No nuclear power plant has ever been established in Norway; however, the country has a legal framework for licensing the construction and operation of nuclear installations. Also, four research reactors have been built in Norway. The four reactors were located in Kjeller and Halden and were as follows:
- Kjeller reactors at Institute for Energy Technology
  - NORA (activated 1961, shut down 1967)
  - JEEP I (activated 1951, shut down 1967)
  - JEEP II (activated 1966, shut down 2018)
- Halden reactor
  - HBWR - Halden Boiling Water Reactor (activated 1958, shut down 2018)

In 2019, Norway's last remaining nuclear reactor left in operation, the JEEP II reactor at Kjeller, was shut down after more than 50 years of service. In 2021, the Norwegian Green Party stated their support for development of nuclear energy as an alternative source of energy in order to reach the IPCC's goal of preventing global warming by 1.5 degrees.

In 2020 it was estimated dismantling the Halden and Kjeller research reactors and restoring the sites to unrestricted use will cost about NOK20 billion (US$2 billion) and take 20 to 25 years.

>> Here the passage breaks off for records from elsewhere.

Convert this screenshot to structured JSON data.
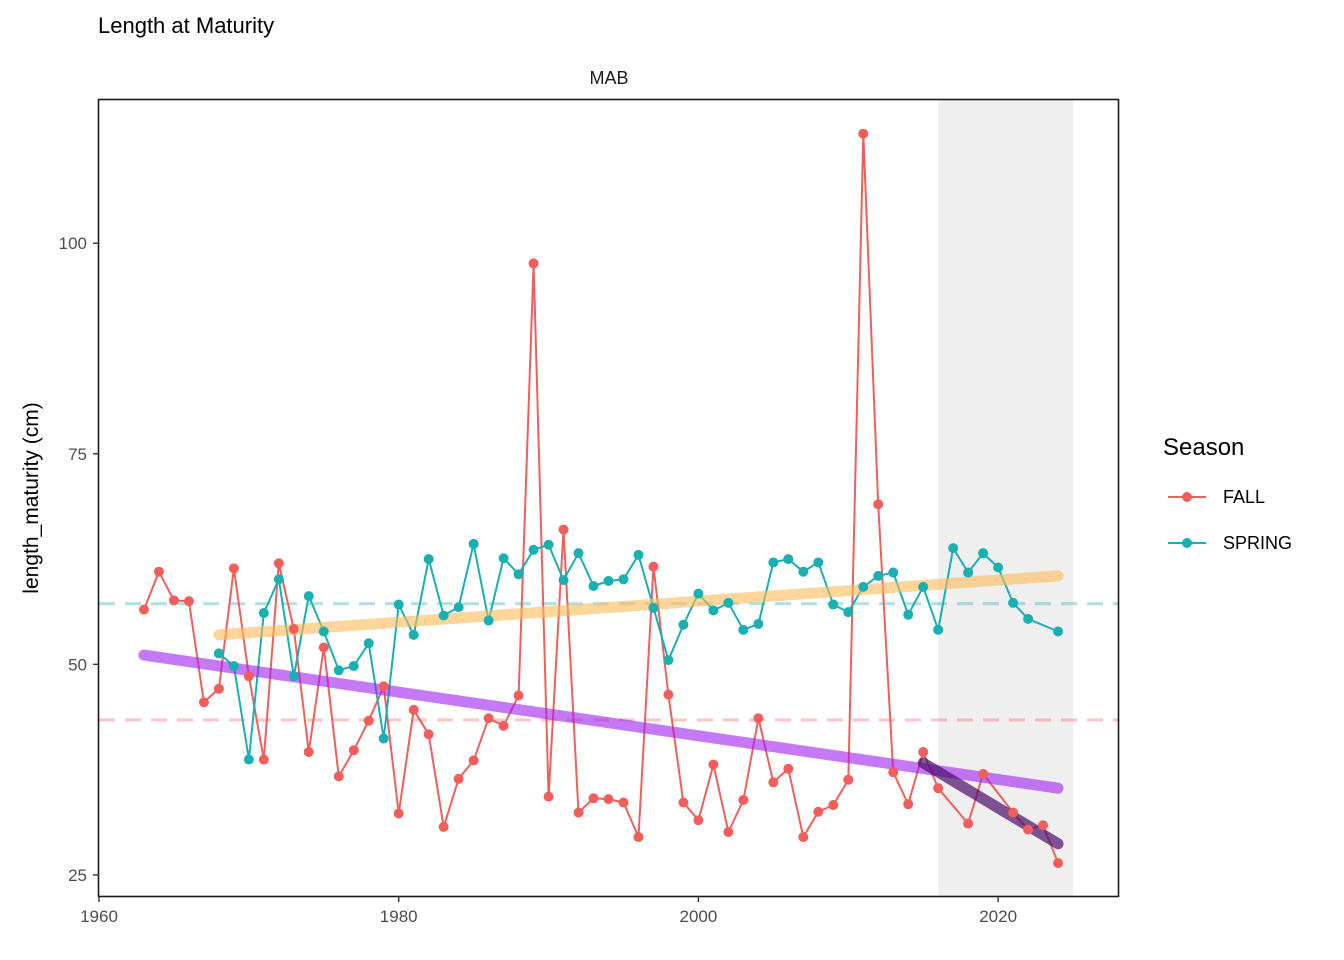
{
  "chart_data": {
    "type": "line",
    "title": "Length at Maturity",
    "facet_label": "MAB",
    "xlabel": "",
    "ylabel": "length_maturity (cm)",
    "xlim": [
      1960,
      2028
    ],
    "ylim": [
      22.5,
      117
    ],
    "x_ticks": [
      1960,
      1980,
      2000,
      2020
    ],
    "y_ticks": [
      25,
      50,
      75,
      100
    ],
    "grid": false,
    "legend": {
      "title": "Season",
      "position": "right"
    },
    "highlight_region": {
      "x0": 2016,
      "x1": 2025,
      "color": "#efefef"
    },
    "series": [
      {
        "name": "FALL",
        "color": "#F05F5B",
        "x": [
          1963,
          1964,
          1965,
          1966,
          1967,
          1968,
          1969,
          1970,
          1971,
          1972,
          1973,
          1974,
          1975,
          1976,
          1977,
          1978,
          1979,
          1980,
          1981,
          1982,
          1983,
          1984,
          1985,
          1986,
          1987,
          1988,
          1989,
          1990,
          1991,
          1992,
          1993,
          1994,
          1995,
          1996,
          1997,
          1998,
          1999,
          2000,
          2001,
          2002,
          2003,
          2004,
          2005,
          2006,
          2007,
          2008,
          2009,
          2010,
          2011,
          2012,
          2013,
          2014,
          2015,
          2016,
          2018,
          2019,
          2021,
          2022,
          2023,
          2024
        ],
        "y": [
          56.5,
          61.0,
          57.6,
          57.5,
          45.5,
          47.1,
          61.4,
          48.6,
          38.7,
          62.0,
          54.2,
          39.6,
          52.0,
          36.7,
          39.8,
          43.3,
          47.4,
          32.3,
          44.6,
          41.7,
          30.7,
          36.4,
          38.6,
          43.6,
          42.7,
          46.3,
          97.6,
          34.3,
          66.0,
          32.4,
          34.1,
          34.0,
          33.6,
          29.5,
          61.6,
          46.4,
          33.6,
          31.5,
          38.1,
          30.1,
          33.9,
          43.6,
          36.0,
          37.6,
          29.5,
          32.5,
          33.3,
          36.3,
          113.0,
          69.0,
          37.2,
          33.4,
          39.6,
          35.3,
          31.1,
          37.0,
          32.4,
          30.4,
          30.9,
          26.4
        ]
      },
      {
        "name": "SPRING",
        "color": "#1AAFB0",
        "x": [
          1968,
          1969,
          1970,
          1971,
          1972,
          1973,
          1974,
          1975,
          1976,
          1977,
          1978,
          1979,
          1980,
          1981,
          1982,
          1983,
          1984,
          1985,
          1986,
          1987,
          1988,
          1989,
          1990,
          1991,
          1992,
          1993,
          1994,
          1995,
          1996,
          1997,
          1998,
          1999,
          2000,
          2001,
          2002,
          2003,
          2004,
          2005,
          2006,
          2007,
          2008,
          2009,
          2010,
          2011,
          2012,
          2013,
          2014,
          2015,
          2016,
          2017,
          2018,
          2019,
          2020,
          2021,
          2022,
          2024
        ],
        "y": [
          51.3,
          49.8,
          38.7,
          56.1,
          60.1,
          48.6,
          58.1,
          53.9,
          49.3,
          49.8,
          52.5,
          41.2,
          57.1,
          53.5,
          62.5,
          55.8,
          56.8,
          64.3,
          55.2,
          62.6,
          60.7,
          63.6,
          64.2,
          60.0,
          63.2,
          59.3,
          59.9,
          60.1,
          63.0,
          56.7,
          50.5,
          54.7,
          58.4,
          56.4,
          57.3,
          54.1,
          54.8,
          62.1,
          62.5,
          61.0,
          62.1,
          57.1,
          56.2,
          59.2,
          60.5,
          60.9,
          55.9,
          59.2,
          54.1,
          63.8,
          60.9,
          63.2,
          61.5,
          57.3,
          55.4,
          53.9
        ]
      }
    ],
    "reference_lines": [
      {
        "series": "FALL",
        "y": 43.4,
        "color": "#F05F5B",
        "style": "dashed"
      },
      {
        "series": "SPRING",
        "y": 57.2,
        "color": "#1AAFB0",
        "style": "dashed"
      }
    ],
    "trend_lines": [
      {
        "series": "SPRING",
        "x": [
          1968,
          2024
        ],
        "y": [
          53.5,
          60.5
        ],
        "color": "#FDBA5A"
      },
      {
        "series": "FALL",
        "x": [
          1963,
          2024
        ],
        "y": [
          51.1,
          35.3
        ],
        "color": "#A020F0"
      },
      {
        "series": "FALL",
        "x": [
          2015,
          2024
        ],
        "y": [
          38.3,
          28.7
        ],
        "color": "#4B0E6B"
      }
    ]
  }
}
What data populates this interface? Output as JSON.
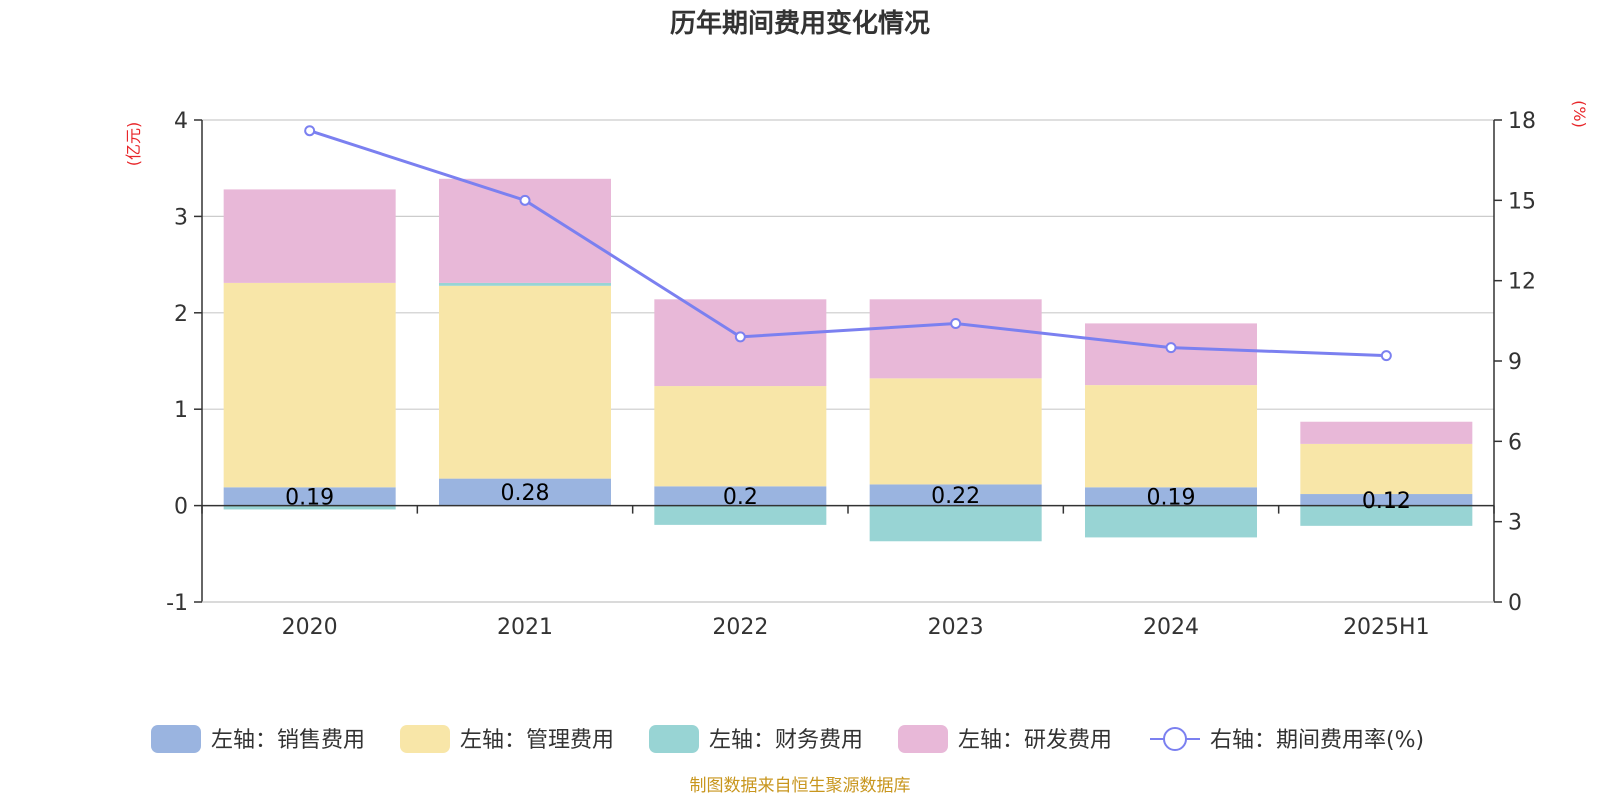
{
  "chart_data": {
    "type": "bar",
    "title": "历年期间费用变化情况",
    "left_axis_unit": "(亿元)",
    "right_axis_unit": "(%)",
    "categories": [
      "2020",
      "2021",
      "2022",
      "2023",
      "2024",
      "2025H1"
    ],
    "ylim_left": [
      -1,
      4
    ],
    "yticks_left": [
      "-1",
      "0",
      "1",
      "2",
      "3",
      "4"
    ],
    "ylim_right": [
      0,
      18
    ],
    "yticks_right": [
      "0",
      "3",
      "6",
      "9",
      "12",
      "15",
      "18"
    ],
    "grid": true,
    "legend_position": "bottom",
    "series": [
      {
        "name": "左轴：销售费用",
        "axis": "left",
        "type": "bar",
        "color": "#9ab4e0",
        "values": [
          0.19,
          0.28,
          0.2,
          0.22,
          0.19,
          0.12
        ],
        "labels": [
          "0.19",
          "0.28",
          "0.2",
          "0.22",
          "0.19",
          "0.12"
        ]
      },
      {
        "name": "左轴：管理费用",
        "axis": "left",
        "type": "bar",
        "color": "#f8e6a8",
        "values": [
          2.12,
          2.0,
          1.04,
          1.1,
          1.06,
          0.52
        ]
      },
      {
        "name": "左轴：财务费用",
        "axis": "left",
        "type": "bar",
        "color": "#98d4d4",
        "values": [
          -0.04,
          0.03,
          -0.2,
          -0.37,
          -0.33,
          -0.21
        ]
      },
      {
        "name": "左轴：研发费用",
        "axis": "left",
        "type": "bar",
        "color": "#e8b8d8",
        "values": [
          0.97,
          1.08,
          0.9,
          0.82,
          0.64,
          0.23
        ]
      },
      {
        "name": "右轴：期间费用率(%)",
        "axis": "right",
        "type": "line",
        "color": "#7b80f0",
        "values": [
          17.6,
          15.0,
          9.9,
          10.4,
          9.5,
          9.2
        ]
      }
    ]
  },
  "source_note": "制图数据来自恒生聚源数据库"
}
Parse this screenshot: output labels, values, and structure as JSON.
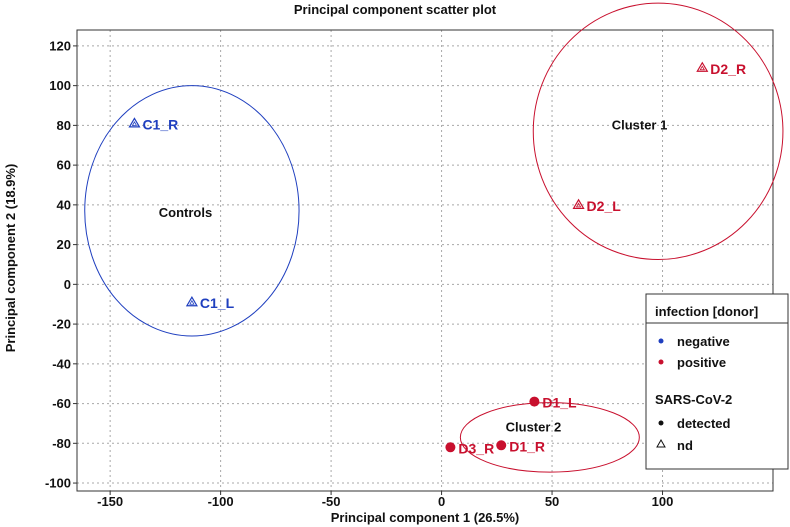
{
  "chart_data": {
    "type": "scatter",
    "title": "Principal component scatter plot",
    "xlabel": "Principal component 1 (26.5%)",
    "ylabel": "Principal component 2 (18.9%)",
    "xlim": [
      -165,
      150
    ],
    "ylim": [
      -104,
      128
    ],
    "xticks": [
      -150,
      -100,
      -50,
      0,
      50,
      100
    ],
    "yticks": [
      120,
      100,
      80,
      60,
      40,
      20,
      0,
      -20,
      -40,
      -60,
      -80,
      -100
    ],
    "grid": true,
    "colors": {
      "negative": "#1f3fbf",
      "positive": "#c8102e"
    },
    "points": [
      {
        "label": "C1_R",
        "x": -139,
        "y": 81,
        "infection": "negative",
        "sars_cov_2": "nd"
      },
      {
        "label": "C1_L",
        "x": -113,
        "y": -9,
        "infection": "negative",
        "sars_cov_2": "nd"
      },
      {
        "label": "D2_R",
        "x": 118,
        "y": 109,
        "infection": "positive",
        "sars_cov_2": "nd"
      },
      {
        "label": "D2_L",
        "x": 62,
        "y": 40,
        "infection": "positive",
        "sars_cov_2": "nd"
      },
      {
        "label": "D1_L",
        "x": 42,
        "y": -59,
        "infection": "positive",
        "sars_cov_2": "detected"
      },
      {
        "label": "D1_R",
        "x": 27,
        "y": -81,
        "infection": "positive",
        "sars_cov_2": "detected"
      },
      {
        "label": "D3_R",
        "x": 4,
        "y": -82,
        "infection": "positive",
        "sars_cov_2": "detected"
      }
    ],
    "ellipses": [
      {
        "label": "Controls",
        "cx": -113,
        "cy": 37,
        "rx": 48.5,
        "ry": 63,
        "group": "negative",
        "label_x": -128,
        "label_y": 34
      },
      {
        "label": "Cluster 1",
        "cx": 98,
        "cy": 77,
        "rx": 56.5,
        "ry": 64.5,
        "group": "positive",
        "label_x": 77,
        "label_y": 78
      },
      {
        "label": "Cluster 2",
        "cx": 49,
        "cy": -77,
        "rx": 40.5,
        "ry": 17.5,
        "group": "positive",
        "label_x": 29,
        "label_y": -74
      }
    ],
    "legend": {
      "position": "bottom-right",
      "title": "infection [donor]",
      "items": [
        {
          "label": "negative",
          "group": "negative"
        },
        {
          "label": "positive",
          "group": "positive"
        }
      ],
      "subtitle": "SARS-CoV-2",
      "marker_items": [
        {
          "label": "detected",
          "marker": "dot"
        },
        {
          "label": "nd",
          "marker": "triangle"
        }
      ]
    }
  }
}
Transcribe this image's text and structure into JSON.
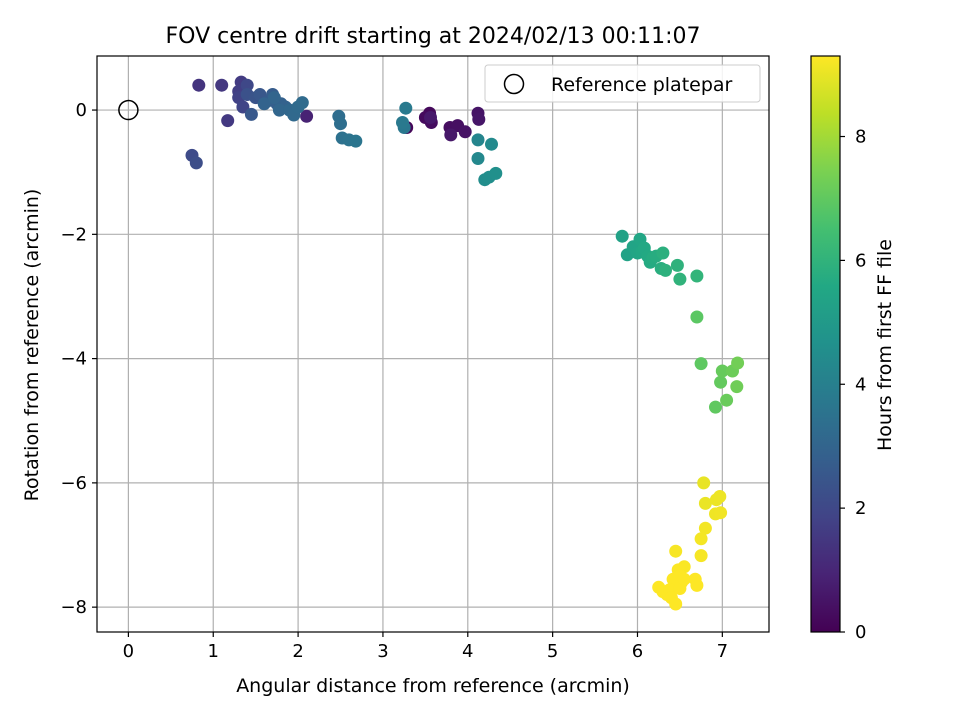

There has been discussions about the possible usage of nuclear energy, which is supported by some industry leaders. Statkraft together with Vattenfall, Fortum and the energy investment company Scatec announced plans to investigate building of a thorium-fueled power plant in 2007 which was never realized.
In 2010, Aker Solutions purchased patents from Nobel Prize winning physicist Carlo Rubbia for the design of a proton accelerator-based thorium nuclear power plant, but was subsequently sold to Jacobs Engineering Group in 2011.
In late 2012, Norway's privately owned Thor Energy, in collaboration with the government and Westinghouse, announced a four-year trial using thorium in an existing nuclear reactor.